Other Books Related to A Good Man is Hard to Find
O’Connor engaged with the tradition of Southern Gothic literature, which typically uses grotesque events to investigate Southern life. This genre became popular from the 1940s to the 1960s, precisely when O’Connor wrote most of her fiction. “A Good Man is Hard to Find” is now considered a central part of the genre, along with other O’Connor works like “Good Country People” and Wise Blood. Gothic fiction was first made popular with Horace Walpole’s 1765 novel The Castle of Otranto, and centuries later Southern writers such as William Faulkner began incorporating macabre, supernatural, and mysterious events into fiction set in the American South. Faulkner’s short story, “A Rose for Emily,” is also considered a cornerstone of the genre. Decades later, writers like Walker Percy and Cormac McCarthy are still labeled as Southern Gothic writers. Though the term has been transformed, and some critics doubt its usefulness, the tradition has retained an interest in the dark and twisted, often accompanied by a powerful sense of irony.

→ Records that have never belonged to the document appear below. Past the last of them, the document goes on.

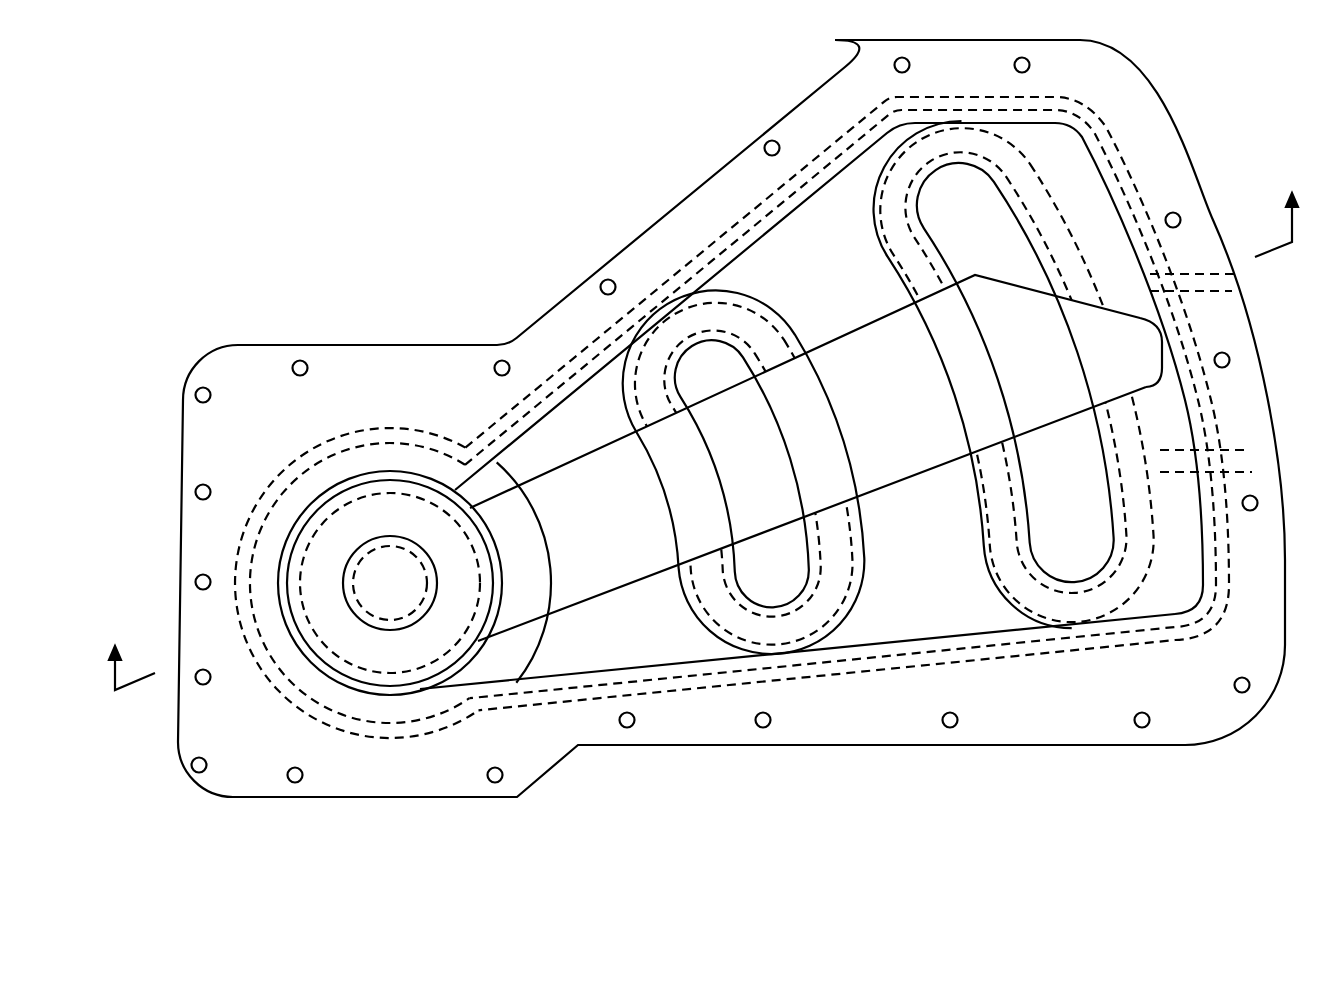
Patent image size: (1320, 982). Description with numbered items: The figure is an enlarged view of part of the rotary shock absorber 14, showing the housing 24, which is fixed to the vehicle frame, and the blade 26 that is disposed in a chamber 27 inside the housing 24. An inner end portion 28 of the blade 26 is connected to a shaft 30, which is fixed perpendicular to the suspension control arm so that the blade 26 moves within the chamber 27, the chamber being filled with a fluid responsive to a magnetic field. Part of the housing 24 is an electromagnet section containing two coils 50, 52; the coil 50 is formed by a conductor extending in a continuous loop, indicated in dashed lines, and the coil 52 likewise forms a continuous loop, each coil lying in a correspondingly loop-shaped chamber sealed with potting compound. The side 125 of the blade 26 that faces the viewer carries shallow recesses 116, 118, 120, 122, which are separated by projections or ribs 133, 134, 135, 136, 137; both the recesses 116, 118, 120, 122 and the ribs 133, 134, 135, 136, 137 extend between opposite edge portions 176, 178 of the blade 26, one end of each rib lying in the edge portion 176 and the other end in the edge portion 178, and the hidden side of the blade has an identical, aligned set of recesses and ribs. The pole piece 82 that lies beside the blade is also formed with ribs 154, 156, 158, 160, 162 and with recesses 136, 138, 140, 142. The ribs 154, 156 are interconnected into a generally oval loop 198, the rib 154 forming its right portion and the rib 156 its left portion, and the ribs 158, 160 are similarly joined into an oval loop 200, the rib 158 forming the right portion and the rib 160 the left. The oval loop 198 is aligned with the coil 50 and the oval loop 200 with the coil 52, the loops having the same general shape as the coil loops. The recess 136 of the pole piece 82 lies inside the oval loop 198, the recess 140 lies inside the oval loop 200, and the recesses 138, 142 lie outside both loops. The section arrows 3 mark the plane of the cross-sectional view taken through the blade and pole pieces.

The rotary shock absorber 14 is at (345, 210).
The housing 24 is at (1083, 728).
The blade 26 is at (1175, 345).
The chamber 27 is at (673, 652).
The inner end portion 28 is at (333, 557).
The shaft 30 is at (398, 600).
The coil 50 is at (963, 140).
The coil 52 is at (673, 323).
The pole piece 82 is at (825, 205).
The recess 116 is at (1015, 372).
The recess 118 is at (966, 374).
The recess 120 is at (742, 473).
The recess 122 is at (562, 593).
The side of the blade 125 is at (1015, 371).
The rib 133 is at (1100, 357).
The rib 134 is at (973, 375).
The rib 135 is at (807, 448).
The rib 136 is at (673, 470).
The rib 137 is at (523, 555).
The recess 138 is at (797, 711).
The recess 140 is at (745, 558).
The recess 142 is at (797, 711).
The rib 154 is at (1090, 250).
The rib 156 is at (940, 257).
The rib 158 is at (742, 358).
The rib 160 is at (628, 402).
The rib 162 is at (493, 663).
The edge portion 176 is at (816, 384).
The edge portion 178 is at (932, 473).
The oval loop 198 is at (874, 138).
The oval loop 200 is at (710, 441).
The section line 3- 3 is at (696, 425).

Key Facts about A Good Man is Hard to Find
  • Full Title: A Good Man is Hard to Find
  • When Written: 1955
  • Where Written: Milledgeville, GA
  • When Published: 1955
  • Literary Period: Southern Gothic
  • Genre: Southern Gothic Short Story
  • Setting: Twentieth Century Rural South
  • Climax: The Grandmother reaches out and touches The Misfit, exclaiming, “You’re one of my own children,” and he shoots her three times.
  • Antagonist: The Misfit
  • Point of View: Third-person, mostly following the Grandmother
Extra Credit for A Good Man is Hard to Find

Fifteen Minutes of Fame. At the age of five, a photographer came to take photographs of one of O’Connor’s chickens, which she had taught to walk backwards. Film footage of this later made national newsreels.

Not Well Received. At ten years old, O’Connor began to write a series of sketches of her family members. Later in life, she described the collection, “My Relatives,” as “not well received.” Many of her family members were apparently displeased with how they were portrayed.